Where the issuer of an asset-linked security accounts separately for the derivative, CTA09/S585 provides for the derivative element to be taxed under the derivative contracts rules of CTA09/PART7. Here, debits and credits arising from a CFD are normally brought into account as income. However, S658 applies instead to a derivative contract of a company for an accounting period if each of the following conditions is met:

  • Condition A: The contact is a relevant contract to which the company is treated as a party under S585(2) because of a debtor relationship of the company (so it applies to issuers).
  • Condition B: The contract is treated as a CFD by S585(3) and is not within S652.
  • Condition C: The contract is an ‘exactly tracking contract’, as defined under S657. See CFM55480 for an explanation of ‘exactly tracking’ and example.
  • Condition D: The USM of the contract is shares.
  • Condition E: at the time when the company became a party to the debtor relationship it was not carrying on a banking business or a business as a securities house, or if it was carrying on such a business, it did not become a party to the debtor relationship in the ordinary course of that business.
  • Condition F: The company must not be an authorised unit trust, an investment trust, an open-ended investment company or a venture capital trust (these are ‘excluded bodies’ as defined under CTA09/S706).
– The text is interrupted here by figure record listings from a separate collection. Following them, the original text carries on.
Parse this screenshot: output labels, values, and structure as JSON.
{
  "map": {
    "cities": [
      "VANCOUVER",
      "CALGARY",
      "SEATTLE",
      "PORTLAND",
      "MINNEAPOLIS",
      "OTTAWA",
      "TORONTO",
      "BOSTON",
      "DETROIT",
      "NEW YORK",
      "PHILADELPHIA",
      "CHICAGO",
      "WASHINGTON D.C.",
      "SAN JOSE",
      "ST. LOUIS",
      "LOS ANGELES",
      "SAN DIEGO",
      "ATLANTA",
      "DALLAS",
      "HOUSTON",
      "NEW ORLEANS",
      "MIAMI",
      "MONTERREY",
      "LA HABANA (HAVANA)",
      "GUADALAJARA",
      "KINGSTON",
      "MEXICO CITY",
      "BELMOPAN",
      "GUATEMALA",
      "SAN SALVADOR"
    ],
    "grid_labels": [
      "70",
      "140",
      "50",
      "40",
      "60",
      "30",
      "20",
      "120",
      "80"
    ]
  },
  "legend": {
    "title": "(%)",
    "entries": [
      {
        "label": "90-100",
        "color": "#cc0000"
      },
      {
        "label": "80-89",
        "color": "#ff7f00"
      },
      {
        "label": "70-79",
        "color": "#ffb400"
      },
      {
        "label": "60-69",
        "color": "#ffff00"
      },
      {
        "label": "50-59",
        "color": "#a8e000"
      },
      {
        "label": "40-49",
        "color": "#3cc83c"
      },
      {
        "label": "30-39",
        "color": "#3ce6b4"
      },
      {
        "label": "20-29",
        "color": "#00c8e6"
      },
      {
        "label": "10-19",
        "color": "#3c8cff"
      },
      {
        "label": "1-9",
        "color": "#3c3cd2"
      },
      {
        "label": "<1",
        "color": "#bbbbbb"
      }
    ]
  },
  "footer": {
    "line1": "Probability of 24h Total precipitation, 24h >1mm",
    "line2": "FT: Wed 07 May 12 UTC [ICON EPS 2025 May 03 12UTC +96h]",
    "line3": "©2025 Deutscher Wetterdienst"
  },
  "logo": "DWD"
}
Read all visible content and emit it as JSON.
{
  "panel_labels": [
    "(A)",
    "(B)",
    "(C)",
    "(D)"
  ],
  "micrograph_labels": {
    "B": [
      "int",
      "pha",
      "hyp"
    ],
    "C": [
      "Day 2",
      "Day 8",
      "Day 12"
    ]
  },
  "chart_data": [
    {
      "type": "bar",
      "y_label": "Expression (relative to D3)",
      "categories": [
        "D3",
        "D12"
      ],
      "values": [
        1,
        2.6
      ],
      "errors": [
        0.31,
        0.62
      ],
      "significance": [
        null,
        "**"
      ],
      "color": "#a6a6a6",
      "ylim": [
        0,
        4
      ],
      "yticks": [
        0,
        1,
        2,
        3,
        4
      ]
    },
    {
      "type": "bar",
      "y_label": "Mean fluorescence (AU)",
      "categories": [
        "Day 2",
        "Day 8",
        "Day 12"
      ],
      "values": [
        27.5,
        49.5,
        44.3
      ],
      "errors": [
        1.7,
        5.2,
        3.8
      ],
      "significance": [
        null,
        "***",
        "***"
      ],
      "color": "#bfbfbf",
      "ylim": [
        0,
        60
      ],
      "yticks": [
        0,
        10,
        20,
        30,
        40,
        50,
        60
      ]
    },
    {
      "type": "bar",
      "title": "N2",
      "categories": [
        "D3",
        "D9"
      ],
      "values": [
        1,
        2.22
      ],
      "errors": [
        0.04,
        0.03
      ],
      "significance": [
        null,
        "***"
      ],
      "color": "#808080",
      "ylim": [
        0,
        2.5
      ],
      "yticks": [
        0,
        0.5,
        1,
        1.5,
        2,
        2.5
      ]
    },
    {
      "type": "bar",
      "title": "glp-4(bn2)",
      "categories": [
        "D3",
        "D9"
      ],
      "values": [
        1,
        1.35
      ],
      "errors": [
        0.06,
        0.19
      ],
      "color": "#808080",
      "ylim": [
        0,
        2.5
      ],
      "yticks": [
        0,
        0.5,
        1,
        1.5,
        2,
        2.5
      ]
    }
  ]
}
Where the above conditions are met, S573 and S574 do not apply to the relevant credits and debits. Instead, S658 taxes/allows a normal CG gain/loss on the discharge of the company’s obligations under the original relationship. It treats the embedded CFD as if it were an asset. The disposal proceeds are the proceeds from the issue of the original relationship the whole security, and the cost is the amount to discharge the obligations of the whole security. So there is a one-off chargeable gain or allowable loss in the period in which the debtor relationship comes to an end.

If the contract is not an ‘exactly tracking contract’, the normal CTA09/Part 7 debit and credit rules apply for the issuer, as for the holder.

For the periods beginning on or after 1 January 2005 and ending before 16 March 2005, capital gains treatment was denied where the derivative contract was one to which any of FA02/SCH26/PARAS 6 to 8 applied. These paragraphs were repealed for accounting periods ending on or after 16 March 2005.